There wasn't enough vacation left in our vacation to really hunt with Maggie, but we did get to walk some of the woods and brushfields there at the Forsbergs' the following morning for about an hour.  And we could tell well enough that she had plenty of natural instinct, quartering close but not too close, rooting eagerly into the brier patches, and that she had a world-class motor.

Getting her home to NC was an exercise in strained diplomacy, as uncle decided for whatever reason to not endorse the idea of me having a dog, and be pissy about it all the way home, despite my getting a travel-crate and fixing it on the hauling platform outside the RV.  He can have his pissyness, for what it's worth.  Enduring that was nothing compared to the wealth of devotion Maggie's given me these years since.  I figure he was just jealous; who wouldn't be, right?
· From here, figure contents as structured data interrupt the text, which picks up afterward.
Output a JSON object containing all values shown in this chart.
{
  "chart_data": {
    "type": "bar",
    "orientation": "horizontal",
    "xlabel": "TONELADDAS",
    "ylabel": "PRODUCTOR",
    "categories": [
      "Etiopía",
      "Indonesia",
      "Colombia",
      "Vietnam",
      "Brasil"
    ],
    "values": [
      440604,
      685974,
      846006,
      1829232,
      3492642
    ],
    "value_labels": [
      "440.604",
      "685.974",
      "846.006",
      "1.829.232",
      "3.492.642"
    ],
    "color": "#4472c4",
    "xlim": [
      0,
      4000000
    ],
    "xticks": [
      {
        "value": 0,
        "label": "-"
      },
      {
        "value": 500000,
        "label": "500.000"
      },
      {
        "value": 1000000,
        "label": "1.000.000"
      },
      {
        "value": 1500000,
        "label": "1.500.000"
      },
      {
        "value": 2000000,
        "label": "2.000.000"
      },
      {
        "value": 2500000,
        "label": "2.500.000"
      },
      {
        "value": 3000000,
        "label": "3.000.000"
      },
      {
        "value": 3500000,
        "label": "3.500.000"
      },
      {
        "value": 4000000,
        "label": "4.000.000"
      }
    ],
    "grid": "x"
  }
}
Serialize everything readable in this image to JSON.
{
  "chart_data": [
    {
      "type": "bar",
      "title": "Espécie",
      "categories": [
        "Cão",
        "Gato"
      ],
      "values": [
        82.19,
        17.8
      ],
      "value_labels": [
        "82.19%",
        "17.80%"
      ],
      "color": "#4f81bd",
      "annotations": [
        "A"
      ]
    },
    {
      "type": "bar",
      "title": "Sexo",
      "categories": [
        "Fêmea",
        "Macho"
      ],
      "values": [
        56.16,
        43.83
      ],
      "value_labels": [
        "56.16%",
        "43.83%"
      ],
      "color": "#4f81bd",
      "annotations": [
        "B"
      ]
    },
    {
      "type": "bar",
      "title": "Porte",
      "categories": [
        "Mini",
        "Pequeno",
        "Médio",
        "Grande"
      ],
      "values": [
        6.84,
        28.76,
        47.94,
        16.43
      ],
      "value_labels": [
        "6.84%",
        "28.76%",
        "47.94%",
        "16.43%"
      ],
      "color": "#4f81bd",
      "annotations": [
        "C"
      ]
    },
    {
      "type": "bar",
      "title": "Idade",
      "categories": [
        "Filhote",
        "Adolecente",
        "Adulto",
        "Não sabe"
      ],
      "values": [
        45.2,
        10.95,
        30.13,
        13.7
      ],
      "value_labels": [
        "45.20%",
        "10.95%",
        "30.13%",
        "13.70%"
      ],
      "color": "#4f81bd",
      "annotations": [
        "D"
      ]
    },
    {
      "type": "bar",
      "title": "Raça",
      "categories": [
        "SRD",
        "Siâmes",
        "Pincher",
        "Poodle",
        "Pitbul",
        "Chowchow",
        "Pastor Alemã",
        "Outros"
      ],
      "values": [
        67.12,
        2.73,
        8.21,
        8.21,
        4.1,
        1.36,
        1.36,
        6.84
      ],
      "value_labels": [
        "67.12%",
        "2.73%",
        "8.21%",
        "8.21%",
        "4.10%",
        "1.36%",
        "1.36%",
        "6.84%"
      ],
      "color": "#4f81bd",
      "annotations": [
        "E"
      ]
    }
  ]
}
We've returned several times to hunt in Kansas, and we've been fortunate to hunt in NC and Texas as well, and I've been known to brag on Maggie's prowess far and wide.  She's been fully retired from hunting for over a year now.  As I look back on her career with me afield, Maggie was so good at finding and cornering pheasants (her specialty), affording me shots in the 5-15 yard range, that I honestly can't recall a single time I missed.  People think I'm exaggerating when I say I would only take head-shots and never foul the breast meat.  It takes an extraordinary dog to foster claims like that.

All I've been through over the last few years, no human can hold a candle to what this sweet, sweet girl means to me.  I am living testament that there's absolutely no therapy known to mankind better than a puppy licking your face.